Switch the active environment
Use the environment picker in the request header (the globe icon). Only one environment is active at a time. Switching at any point causes requests to immediately resolve {{ variables }} against the newly selected environment. Select No Environment to clear the selection.
Workspace vs collection environments
Environments can live at two levels:
- Collection — defined on a single OpenAPI document. Travels with the document when you export it.
- Workspace — available to every collection in the current workspace. Not included in exported documents.
Workspace and collection environments are merged at request time, so a collection variable can override a workspace variable with the same name.
Scopes
Scalar supports four variable scopes, matching the Postman model:
| Scope | Where it lives | Lifetime |
|---|---|---|
| Local | A single request execution | Cleared after the request runs |
| Environment | The active environment | Persists with the collection or workspace |
| Collection | The current collection | Shared by all requests in the collection |
| Global | The workspace | Available everywhere |
When the same variable name is set at multiple scopes, local wins over environment, then collection, then global. See Testing for the precedence details used by scripts.
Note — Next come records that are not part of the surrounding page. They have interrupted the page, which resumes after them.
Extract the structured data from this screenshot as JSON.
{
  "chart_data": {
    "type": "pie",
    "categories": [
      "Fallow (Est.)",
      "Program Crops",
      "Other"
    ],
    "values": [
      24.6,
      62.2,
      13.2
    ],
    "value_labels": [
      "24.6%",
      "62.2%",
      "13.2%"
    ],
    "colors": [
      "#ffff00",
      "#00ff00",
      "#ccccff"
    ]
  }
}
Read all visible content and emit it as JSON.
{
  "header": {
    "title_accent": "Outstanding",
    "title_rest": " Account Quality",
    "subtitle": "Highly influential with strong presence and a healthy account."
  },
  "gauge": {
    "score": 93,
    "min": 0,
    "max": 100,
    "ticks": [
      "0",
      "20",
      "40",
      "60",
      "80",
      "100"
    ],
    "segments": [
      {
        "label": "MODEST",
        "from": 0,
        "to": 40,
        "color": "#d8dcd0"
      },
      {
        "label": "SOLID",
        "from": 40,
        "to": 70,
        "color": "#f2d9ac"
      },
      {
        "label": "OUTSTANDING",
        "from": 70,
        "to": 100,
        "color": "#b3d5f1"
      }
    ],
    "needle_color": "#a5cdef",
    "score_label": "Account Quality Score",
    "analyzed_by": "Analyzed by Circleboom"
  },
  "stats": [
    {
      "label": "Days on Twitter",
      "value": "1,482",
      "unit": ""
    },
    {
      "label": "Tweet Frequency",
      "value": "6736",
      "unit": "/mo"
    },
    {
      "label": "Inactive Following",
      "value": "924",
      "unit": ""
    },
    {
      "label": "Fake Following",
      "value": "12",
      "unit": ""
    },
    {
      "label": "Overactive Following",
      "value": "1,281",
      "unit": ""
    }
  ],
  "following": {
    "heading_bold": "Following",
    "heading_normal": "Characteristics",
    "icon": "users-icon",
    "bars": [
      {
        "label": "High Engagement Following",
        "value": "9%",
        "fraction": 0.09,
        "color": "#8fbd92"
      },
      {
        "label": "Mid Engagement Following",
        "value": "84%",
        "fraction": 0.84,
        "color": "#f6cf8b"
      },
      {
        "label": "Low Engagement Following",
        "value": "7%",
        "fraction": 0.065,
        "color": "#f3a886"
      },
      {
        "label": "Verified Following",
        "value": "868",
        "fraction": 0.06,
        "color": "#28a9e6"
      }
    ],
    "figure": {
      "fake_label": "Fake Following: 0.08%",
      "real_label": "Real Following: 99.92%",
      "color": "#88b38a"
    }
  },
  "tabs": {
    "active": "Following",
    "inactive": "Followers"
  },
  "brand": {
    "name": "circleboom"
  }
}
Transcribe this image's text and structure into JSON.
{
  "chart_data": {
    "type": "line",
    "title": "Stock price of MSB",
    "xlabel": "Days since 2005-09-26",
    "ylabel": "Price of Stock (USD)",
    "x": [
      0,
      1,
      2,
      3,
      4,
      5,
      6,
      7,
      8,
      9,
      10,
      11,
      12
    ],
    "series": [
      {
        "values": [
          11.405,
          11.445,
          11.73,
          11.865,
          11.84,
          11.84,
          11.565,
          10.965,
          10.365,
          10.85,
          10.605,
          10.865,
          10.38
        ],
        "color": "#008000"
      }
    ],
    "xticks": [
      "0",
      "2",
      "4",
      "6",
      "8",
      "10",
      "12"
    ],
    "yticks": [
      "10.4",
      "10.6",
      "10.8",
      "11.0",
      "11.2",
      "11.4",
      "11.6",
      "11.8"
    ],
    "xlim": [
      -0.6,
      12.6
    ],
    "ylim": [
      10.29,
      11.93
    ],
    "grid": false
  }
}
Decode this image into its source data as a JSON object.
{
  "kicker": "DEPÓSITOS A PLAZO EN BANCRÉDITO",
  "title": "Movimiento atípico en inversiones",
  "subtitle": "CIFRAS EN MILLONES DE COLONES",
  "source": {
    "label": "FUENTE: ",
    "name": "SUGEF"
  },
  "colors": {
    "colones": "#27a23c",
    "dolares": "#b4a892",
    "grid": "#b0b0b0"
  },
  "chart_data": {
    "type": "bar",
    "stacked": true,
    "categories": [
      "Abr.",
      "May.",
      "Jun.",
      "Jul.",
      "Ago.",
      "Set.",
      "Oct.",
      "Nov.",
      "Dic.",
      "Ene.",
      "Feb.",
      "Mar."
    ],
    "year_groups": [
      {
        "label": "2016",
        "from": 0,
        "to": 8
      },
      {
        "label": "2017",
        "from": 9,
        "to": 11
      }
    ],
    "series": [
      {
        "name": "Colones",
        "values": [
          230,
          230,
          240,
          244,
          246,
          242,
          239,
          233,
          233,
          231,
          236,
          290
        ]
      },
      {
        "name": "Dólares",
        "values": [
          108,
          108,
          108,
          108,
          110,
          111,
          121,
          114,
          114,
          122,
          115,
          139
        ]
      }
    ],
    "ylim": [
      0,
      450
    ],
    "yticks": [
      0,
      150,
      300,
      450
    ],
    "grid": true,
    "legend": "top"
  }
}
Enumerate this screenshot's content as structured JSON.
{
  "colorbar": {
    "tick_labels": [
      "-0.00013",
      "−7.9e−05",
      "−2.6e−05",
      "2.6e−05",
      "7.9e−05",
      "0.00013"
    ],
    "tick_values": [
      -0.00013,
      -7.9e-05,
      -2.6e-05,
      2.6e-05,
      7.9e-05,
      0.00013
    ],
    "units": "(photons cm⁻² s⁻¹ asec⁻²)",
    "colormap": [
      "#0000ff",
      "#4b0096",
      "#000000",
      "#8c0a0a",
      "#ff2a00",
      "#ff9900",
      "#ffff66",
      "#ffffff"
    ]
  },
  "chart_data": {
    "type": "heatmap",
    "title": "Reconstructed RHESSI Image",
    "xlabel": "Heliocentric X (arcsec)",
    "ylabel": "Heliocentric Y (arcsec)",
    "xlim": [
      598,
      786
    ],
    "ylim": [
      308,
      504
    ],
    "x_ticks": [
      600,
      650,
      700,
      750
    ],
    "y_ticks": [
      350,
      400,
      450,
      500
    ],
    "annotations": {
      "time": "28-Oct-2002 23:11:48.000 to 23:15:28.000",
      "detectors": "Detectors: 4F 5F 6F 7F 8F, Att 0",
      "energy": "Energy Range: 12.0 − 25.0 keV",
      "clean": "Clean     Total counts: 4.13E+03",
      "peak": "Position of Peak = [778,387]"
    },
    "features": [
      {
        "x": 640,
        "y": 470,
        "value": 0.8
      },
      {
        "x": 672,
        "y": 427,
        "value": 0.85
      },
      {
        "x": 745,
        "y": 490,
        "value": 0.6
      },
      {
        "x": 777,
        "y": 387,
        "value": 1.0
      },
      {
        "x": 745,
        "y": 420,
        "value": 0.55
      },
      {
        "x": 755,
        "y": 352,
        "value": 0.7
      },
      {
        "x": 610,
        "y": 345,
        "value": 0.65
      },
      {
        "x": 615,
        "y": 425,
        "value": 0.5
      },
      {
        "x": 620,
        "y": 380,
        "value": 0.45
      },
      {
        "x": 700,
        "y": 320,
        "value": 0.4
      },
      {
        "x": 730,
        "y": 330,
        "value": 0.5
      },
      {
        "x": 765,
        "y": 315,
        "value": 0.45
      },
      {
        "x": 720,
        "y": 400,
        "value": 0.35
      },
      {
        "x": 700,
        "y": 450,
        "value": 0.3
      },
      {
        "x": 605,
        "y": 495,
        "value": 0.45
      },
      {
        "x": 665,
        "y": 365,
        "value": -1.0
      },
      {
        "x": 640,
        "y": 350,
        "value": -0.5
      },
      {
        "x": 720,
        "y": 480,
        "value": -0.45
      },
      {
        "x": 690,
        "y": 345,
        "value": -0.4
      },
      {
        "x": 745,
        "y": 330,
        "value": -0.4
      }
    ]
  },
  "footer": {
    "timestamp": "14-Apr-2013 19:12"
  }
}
Using variables in scripts
The same environments are available to pre-request and post-response scripts through the Postman-compatible pm API:
// Read a variable from the active environment
const token = pm.environment.get('apiKey')
// Write a value for later requests
pm.environment.set('timestamp', new Date().toISOString())
// Collection-level variable, shared by every request in the collection
pm.collectionVariables.get('baseUrl')
// Workspace-wide global
pm.globals.set('requestId', crypto.randomUUID())
See Scripts and Testing for more examples.
Adding Environments to OpenAPI Documents
Define environments directly in your OpenAPI description with the x-scalar-environments extension. They are imported automatically and appear in the environment picker.
openapi: 3.1.0
info:
title: Example
version: 1.0
x-scalar-environments:
development:
color: '#00aaff'
description: Local development
variables:
- name: baseUrl
value: http://localhost:3000
- name: apiKey
value: dev-secret
production:
color: '#00cc66'
variables:
- name: baseUrl
value: https://api.example.com
- name: apiKey
value:
description: Production API key
default: ''
Each variable's value can be a string or an object with an optional description and a default. The object form is useful when you want to describe what a variable is for and leave the value blank for users to fill in.
See the OpenAPI extensions reference for more details.